In [1]:
import pandas as pd
import numpy as np
from sklearn.model_selection import train_test_split
from sklearn.preprocessing import MinMaxScaler
from sklearn.ensemble import RandomForestClassifier
from sklearn.tree import DecisionTreeClassifier
from imblearn.under_sampling import RandomUnderSampler
import matplotlib.pyplot as plt
from sklearn.ensemble import RandomForestClassifier
from sklearn.metrics import recall_score
from sklearn.model_selection import GridSearchCV, RandomizedSearchCV
from sklearn.feature_selection import SequentialFeatureSelector as SFS
from imblearn.under_sampling import TomekLinks
from imblearn.pipeline import Pipeline
from sklearn.model_selection import cross_validate
from sklearn.linear_model import LogisticRegression

In [2]:
def split_data(df, target=None):
    
    if target == None:
        target = list(df.columns)[-1]
    return df.drop(columns=[target], axis=1), df[[target]]
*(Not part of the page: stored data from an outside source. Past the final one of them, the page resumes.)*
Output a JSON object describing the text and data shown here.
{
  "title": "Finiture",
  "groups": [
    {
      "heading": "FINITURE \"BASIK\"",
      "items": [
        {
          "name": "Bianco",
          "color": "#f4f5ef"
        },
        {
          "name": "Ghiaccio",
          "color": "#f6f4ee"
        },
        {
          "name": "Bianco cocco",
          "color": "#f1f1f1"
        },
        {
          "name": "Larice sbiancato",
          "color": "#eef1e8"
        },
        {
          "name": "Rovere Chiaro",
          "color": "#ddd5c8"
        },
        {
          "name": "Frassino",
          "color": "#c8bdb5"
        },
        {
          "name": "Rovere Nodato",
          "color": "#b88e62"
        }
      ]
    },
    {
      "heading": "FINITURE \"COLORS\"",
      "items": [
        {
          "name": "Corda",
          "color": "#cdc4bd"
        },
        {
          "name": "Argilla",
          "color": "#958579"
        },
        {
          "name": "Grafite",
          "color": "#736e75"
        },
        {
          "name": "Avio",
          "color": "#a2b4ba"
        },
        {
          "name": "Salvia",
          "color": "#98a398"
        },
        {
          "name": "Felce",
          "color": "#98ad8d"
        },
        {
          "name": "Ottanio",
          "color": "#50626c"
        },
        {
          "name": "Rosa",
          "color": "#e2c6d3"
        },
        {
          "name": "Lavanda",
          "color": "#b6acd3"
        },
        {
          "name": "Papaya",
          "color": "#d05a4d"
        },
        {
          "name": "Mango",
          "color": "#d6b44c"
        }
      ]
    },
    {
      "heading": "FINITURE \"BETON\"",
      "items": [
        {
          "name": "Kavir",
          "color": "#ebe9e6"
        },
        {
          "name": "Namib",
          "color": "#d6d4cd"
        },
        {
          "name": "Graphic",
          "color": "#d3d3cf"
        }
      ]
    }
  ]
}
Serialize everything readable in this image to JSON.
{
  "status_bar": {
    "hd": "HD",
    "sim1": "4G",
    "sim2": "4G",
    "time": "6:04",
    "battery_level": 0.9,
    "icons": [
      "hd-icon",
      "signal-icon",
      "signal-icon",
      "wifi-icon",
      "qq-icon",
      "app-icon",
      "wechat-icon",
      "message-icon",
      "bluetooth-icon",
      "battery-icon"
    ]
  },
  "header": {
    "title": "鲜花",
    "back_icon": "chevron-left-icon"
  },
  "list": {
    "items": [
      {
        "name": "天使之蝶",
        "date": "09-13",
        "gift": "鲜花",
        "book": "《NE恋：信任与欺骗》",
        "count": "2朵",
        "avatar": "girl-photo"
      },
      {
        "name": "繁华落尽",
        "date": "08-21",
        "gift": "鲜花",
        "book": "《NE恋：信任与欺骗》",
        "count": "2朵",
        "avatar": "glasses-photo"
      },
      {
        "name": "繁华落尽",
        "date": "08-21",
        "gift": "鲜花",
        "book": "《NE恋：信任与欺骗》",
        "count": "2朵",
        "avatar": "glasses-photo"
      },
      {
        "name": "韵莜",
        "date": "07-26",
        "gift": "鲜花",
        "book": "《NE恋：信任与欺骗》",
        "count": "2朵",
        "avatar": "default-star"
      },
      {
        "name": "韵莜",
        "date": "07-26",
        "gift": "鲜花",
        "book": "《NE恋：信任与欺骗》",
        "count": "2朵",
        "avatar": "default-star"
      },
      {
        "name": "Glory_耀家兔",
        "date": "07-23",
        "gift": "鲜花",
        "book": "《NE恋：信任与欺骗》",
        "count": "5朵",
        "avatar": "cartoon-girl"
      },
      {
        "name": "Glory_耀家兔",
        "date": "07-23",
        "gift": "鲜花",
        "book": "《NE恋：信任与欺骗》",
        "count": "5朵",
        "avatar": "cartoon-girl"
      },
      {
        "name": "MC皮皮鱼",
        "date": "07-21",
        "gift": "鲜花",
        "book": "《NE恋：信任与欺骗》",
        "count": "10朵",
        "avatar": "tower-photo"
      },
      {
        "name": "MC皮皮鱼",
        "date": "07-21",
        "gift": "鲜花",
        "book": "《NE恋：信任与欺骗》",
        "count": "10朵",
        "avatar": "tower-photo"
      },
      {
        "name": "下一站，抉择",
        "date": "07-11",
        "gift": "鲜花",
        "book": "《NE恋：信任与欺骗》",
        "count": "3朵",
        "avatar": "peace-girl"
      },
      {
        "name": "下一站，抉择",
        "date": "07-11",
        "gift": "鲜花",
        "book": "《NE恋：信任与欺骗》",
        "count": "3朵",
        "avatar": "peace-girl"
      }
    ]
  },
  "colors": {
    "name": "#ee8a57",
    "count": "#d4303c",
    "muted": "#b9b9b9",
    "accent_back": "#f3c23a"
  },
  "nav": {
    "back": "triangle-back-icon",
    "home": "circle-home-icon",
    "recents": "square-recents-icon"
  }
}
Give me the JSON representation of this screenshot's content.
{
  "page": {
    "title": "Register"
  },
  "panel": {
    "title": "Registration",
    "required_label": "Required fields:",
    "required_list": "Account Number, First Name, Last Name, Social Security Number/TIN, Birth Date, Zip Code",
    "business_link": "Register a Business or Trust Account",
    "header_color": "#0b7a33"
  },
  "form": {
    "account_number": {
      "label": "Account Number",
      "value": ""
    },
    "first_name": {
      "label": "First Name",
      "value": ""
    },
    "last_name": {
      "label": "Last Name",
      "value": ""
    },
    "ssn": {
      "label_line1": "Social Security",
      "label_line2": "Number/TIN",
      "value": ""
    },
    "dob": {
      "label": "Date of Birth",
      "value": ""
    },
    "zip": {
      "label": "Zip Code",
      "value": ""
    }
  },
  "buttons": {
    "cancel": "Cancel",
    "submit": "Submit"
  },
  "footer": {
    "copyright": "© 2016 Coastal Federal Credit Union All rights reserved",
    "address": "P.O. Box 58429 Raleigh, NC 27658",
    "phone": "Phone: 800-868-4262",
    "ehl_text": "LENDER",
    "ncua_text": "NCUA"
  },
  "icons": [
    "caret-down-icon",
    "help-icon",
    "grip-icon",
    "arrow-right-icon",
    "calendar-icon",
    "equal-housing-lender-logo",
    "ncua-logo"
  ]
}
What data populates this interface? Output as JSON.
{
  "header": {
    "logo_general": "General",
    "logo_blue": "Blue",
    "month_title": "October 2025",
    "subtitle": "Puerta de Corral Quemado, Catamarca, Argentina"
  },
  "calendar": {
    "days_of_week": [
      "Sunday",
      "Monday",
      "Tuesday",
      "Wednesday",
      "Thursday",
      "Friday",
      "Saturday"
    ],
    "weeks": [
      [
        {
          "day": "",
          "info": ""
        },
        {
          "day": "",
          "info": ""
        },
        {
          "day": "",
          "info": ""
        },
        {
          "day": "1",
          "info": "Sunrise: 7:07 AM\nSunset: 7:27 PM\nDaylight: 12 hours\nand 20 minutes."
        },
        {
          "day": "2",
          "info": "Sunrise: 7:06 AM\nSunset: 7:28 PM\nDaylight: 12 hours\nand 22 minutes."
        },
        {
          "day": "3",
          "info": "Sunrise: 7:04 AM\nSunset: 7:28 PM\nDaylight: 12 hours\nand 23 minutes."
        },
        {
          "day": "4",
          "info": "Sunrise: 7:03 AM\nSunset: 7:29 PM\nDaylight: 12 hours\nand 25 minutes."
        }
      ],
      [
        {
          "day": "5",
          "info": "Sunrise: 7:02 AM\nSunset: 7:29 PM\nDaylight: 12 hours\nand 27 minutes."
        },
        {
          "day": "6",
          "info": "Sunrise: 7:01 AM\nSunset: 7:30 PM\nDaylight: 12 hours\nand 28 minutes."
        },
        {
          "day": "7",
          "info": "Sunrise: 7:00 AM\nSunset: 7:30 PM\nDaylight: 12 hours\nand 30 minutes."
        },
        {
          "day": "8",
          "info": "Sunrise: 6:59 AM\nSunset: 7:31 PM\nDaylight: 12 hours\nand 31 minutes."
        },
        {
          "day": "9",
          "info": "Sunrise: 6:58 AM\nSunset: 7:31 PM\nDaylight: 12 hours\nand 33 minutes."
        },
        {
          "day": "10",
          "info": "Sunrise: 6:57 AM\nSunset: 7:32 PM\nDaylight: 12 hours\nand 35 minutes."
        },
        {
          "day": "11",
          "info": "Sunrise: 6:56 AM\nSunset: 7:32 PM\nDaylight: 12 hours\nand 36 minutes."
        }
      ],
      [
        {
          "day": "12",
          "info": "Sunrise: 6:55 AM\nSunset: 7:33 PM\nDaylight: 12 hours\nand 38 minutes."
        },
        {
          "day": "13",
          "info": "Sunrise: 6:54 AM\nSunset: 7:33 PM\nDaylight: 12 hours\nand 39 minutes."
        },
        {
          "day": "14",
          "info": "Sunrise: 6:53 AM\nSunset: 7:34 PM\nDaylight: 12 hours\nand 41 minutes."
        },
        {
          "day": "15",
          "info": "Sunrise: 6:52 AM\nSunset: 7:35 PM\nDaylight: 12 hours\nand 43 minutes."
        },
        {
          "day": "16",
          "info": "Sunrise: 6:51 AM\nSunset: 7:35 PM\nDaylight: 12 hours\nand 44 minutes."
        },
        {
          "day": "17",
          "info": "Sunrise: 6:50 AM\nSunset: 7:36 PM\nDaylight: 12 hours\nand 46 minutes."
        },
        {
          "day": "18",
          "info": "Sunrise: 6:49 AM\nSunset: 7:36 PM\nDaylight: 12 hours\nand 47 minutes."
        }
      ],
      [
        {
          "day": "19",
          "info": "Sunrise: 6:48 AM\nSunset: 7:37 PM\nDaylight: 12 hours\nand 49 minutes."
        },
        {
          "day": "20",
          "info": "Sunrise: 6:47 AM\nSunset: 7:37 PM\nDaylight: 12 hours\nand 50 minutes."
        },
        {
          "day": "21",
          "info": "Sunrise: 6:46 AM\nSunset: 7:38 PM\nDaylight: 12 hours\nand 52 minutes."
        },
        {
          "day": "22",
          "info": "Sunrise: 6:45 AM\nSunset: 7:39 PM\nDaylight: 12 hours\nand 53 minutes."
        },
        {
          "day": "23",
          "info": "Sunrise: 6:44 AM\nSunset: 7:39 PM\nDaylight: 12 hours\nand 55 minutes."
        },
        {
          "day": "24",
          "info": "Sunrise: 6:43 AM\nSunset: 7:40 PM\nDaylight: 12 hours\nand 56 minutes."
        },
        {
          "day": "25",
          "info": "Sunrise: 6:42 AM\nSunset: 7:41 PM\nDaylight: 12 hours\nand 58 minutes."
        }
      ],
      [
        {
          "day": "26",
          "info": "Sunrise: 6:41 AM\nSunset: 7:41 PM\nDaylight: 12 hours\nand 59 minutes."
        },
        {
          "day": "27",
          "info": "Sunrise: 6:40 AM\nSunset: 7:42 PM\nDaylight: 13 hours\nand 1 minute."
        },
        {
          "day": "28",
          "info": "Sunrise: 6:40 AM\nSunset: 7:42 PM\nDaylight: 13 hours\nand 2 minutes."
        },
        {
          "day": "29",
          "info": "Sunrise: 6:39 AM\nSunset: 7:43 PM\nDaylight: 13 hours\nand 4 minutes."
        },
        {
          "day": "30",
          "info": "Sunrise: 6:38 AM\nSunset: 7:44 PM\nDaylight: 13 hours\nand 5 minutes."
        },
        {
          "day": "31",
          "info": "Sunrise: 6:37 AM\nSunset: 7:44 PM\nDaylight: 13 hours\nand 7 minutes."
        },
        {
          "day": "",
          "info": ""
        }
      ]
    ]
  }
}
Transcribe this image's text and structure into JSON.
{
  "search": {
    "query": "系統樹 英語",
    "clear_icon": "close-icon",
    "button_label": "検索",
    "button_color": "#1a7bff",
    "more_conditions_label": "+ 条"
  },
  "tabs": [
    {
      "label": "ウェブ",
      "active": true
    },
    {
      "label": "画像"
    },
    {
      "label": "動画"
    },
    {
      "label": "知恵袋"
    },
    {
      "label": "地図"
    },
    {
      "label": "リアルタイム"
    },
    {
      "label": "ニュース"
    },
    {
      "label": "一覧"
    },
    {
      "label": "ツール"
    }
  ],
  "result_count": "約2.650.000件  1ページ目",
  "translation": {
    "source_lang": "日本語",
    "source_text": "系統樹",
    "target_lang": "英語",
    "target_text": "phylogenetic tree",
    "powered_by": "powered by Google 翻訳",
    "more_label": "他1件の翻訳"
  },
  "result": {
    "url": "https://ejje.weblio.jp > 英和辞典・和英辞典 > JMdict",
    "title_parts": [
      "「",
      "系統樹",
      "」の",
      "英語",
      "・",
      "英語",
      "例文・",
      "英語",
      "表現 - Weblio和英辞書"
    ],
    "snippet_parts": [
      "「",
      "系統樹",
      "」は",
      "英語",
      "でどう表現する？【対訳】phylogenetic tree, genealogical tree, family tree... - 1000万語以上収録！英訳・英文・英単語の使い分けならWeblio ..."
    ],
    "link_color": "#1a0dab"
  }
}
def nan_ratio_col(df, col):
    nan_ratio = sum(df[col].isna()) / len(df[col])
    return nan_ratio

# Initial data handling
The first step to a data science project is ensuring you understand your data. Copied from Kaggle, the features are:
- distance_from_home - the distance from home where the transaction happened.
- distance_from_last_transaction - the distance from the last transaction that happened.
- ratio_to_median_purchase_price - Ratio of purchased price to median purchase price.
- repeat_retailer - If the transaction happened from the same retailer.
- used_chip - If the transaction is through chip (credit card).
- used_pin_number - If the transaction used PIN.
- online_order - If the transaction is an online order.
- fraud - If the transaction is fraudulent.

In [3]:
df = pd.read_csv("card_transdata.csv")
assert (len(df) == len(df.drop_duplicates()))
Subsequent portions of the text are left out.